His three years in the post was mostly taken up with pleasant formalities, during which he would be addressed as His Excellency and referred to as “ambassador extraordinary and plenipotentiary of Canada.”

However, in December, 1963, he found himself in the midst of an international crisis, when militant tin miners, described in one account as “bearded young admirers of Cuba’s Fidel Castro,” seized hostages, including four Canadians, four Americans, a West German, a Dutch mine manager, and 12 Bolivian technicians.

Mr. Tovell traveled to La Paz to aid in the negotiations. The Bolivian government sent 4,000 troops to the workers’ Andean stronghold at Catavi. The last of the hostages was released unharmed after a 10-day standoff.
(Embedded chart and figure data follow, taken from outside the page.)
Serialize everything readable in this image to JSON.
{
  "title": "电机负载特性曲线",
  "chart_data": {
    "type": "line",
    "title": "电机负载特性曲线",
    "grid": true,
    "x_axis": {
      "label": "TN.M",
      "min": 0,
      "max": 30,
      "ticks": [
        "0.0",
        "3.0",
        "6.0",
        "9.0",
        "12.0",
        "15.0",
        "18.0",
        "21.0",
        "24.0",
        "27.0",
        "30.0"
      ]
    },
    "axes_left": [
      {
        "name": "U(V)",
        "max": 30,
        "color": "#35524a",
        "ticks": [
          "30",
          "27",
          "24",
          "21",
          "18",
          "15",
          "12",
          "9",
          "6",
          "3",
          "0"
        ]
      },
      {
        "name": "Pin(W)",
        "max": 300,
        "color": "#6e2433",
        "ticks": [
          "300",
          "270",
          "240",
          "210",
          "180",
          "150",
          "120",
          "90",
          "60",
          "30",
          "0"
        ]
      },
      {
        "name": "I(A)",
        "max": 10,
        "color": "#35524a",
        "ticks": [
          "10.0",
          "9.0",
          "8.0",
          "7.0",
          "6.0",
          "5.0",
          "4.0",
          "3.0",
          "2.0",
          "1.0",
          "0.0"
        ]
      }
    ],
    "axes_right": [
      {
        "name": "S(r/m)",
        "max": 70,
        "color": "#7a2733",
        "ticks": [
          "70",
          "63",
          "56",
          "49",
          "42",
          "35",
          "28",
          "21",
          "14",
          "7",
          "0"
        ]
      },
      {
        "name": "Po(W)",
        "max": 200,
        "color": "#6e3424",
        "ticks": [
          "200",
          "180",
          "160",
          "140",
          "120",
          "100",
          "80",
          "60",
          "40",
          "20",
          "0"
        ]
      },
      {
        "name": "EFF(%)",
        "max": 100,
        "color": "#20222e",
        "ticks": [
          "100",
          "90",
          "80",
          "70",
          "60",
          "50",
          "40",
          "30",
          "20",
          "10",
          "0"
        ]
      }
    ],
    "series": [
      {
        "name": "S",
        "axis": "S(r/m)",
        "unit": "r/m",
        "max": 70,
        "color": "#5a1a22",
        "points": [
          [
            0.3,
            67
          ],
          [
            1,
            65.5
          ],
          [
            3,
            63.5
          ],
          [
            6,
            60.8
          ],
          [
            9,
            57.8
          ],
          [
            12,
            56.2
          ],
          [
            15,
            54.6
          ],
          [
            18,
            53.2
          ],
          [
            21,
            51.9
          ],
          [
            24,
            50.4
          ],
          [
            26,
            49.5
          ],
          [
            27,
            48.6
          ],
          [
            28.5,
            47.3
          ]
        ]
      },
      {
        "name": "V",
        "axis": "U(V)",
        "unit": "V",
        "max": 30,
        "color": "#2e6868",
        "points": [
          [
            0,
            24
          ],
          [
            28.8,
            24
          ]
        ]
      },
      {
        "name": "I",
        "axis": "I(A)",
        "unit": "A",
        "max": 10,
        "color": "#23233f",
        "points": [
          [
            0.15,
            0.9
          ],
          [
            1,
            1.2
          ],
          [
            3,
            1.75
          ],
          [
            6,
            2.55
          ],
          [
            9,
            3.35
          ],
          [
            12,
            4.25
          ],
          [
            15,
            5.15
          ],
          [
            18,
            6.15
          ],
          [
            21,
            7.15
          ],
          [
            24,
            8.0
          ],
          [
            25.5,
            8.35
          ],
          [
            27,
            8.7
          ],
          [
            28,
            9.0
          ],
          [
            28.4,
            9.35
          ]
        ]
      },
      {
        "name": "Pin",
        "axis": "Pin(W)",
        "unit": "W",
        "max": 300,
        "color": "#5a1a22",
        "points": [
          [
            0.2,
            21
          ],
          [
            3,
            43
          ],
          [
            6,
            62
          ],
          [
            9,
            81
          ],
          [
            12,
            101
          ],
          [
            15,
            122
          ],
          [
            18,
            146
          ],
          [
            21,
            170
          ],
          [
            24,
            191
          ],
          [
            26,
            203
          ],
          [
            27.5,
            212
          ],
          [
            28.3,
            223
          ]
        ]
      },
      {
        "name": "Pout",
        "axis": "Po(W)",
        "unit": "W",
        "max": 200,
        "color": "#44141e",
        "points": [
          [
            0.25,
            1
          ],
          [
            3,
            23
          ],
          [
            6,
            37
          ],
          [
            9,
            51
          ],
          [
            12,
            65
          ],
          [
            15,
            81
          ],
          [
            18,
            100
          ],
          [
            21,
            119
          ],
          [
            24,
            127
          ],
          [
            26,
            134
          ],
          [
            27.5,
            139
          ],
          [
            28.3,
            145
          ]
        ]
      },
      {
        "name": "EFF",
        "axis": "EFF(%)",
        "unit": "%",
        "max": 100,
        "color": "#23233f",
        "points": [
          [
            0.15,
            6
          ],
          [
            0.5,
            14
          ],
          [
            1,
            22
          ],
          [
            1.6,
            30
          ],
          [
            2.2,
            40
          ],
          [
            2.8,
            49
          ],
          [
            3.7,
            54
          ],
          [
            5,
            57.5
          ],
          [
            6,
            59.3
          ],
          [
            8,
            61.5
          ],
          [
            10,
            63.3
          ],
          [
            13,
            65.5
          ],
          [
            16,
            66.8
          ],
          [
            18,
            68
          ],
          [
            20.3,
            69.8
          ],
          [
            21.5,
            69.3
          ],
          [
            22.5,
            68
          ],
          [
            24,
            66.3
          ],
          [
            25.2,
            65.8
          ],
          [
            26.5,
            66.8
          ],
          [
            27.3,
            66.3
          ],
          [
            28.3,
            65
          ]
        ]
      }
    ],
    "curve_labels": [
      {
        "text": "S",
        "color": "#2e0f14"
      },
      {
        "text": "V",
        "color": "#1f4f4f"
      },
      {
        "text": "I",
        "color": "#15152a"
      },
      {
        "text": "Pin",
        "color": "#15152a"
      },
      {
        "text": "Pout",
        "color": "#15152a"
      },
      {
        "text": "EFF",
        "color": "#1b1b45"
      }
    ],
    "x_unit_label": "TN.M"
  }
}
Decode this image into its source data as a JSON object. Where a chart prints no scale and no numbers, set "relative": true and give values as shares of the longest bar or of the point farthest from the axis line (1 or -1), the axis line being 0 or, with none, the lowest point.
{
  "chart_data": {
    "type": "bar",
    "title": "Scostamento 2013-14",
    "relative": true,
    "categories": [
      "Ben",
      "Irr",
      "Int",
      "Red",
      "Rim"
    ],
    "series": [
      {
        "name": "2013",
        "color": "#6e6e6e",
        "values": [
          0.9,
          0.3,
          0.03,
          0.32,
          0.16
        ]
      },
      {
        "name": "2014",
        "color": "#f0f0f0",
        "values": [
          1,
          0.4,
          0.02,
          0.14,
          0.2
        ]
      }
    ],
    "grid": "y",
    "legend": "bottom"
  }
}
Mr. Tovell’s final act as ambassador was to preside at the opening of a cancer clinic for children donated by Canadians living in Peru.

He settled in Victoria in 1978, teaching at the university and soon after beginning work on a book that received praise on publication. “Splendid,” said the Oregon Historical Quarterly. “Fascinating tales of courage diplomacy, and intrigue when Victoria was still unknown on the far reaches of the Spanish Empire,” trumpeted the Victoria Times Colonist.

Earlier this year, Mr. Tovell was surprised when the Canadian Nautical Research Society, meeting in Victoria, presented him with its prestigious Keith Matthews Award for Best Book.

In an age when it is seen as historically appropriate to return to the official use of Haida Gwaii to describe what had temporarily been known as the Queen Charlotte Islands, perhaps someday Mr. Tovell’s contribution will help restore his subject’s name to a grand island.